Ein eigener, oft übersehener Kostenblock sind die Versicherungen: Die Kriegsrisikoprämien für eine Durchfahrt sind von rund 0.25 Prozent des Schiffswerts auf drei bis zehn Prozent gestiegen. Für einen Tanker im Wert von 100 Millionen Dollar bedeutet das drei bis zehn Millionen Dollar – pro Passage.
Was das an der heimischen Zapfsäule bedeutet
Für Liechtenstein, das über die Zollunion am Schweizer Treibstoffmarkt hängt, ist die Rechnung längst angekommen. Bleifrei kostet im Schweizer Mittel derzeit rund 2.05 Franken je Liter, Diesel etwa 2.30 Franken. Noch deutlicher fällt der Sprung beim Heizöl aus: Anfang September lag der Preis im Kanton Zürich bei rund 1.60 Franken je Liter – Mitte Juni waren es noch etwa 1.10 Franken.
Dass der Aufschlag so kräftig ausfällt, liegt nicht allein am Rohölpreis. Die Schliessung der Raffinerie Cressier, die rund 30 Prozent des Schweizer Bedarfs deckte, die niedrigen Rheinpegel und die dadurch teurere Binnenschifffahrt sowie knappe Raffineriekapazitäten in Europa wirken zusätzlich.
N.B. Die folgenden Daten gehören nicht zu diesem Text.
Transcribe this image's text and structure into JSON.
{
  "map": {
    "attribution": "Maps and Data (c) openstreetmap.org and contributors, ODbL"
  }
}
Ökonom Norbert Rücker rät Haushalten, die es sich leisten können, zum Abwarten: Wer den Einkauf aufschieben könne, werde dafür möglicherweise belohnt. Eine Entspannung hält er innerhalb der nächsten drei Monate für möglich – vorausgesetzt, es kommt nicht zu weiteren Angriffen auf Infrastruktur.
Genau daran aber will sich derzeit niemand festlegen. Solange sich nicht einmal klären lässt, ob ein brennender Tanker vor Oman eine Mine getroffen hat oder eine Drohne ihn, bleibt jede Prognose eine Wette auf die nächste Meldung aus der Meerenge.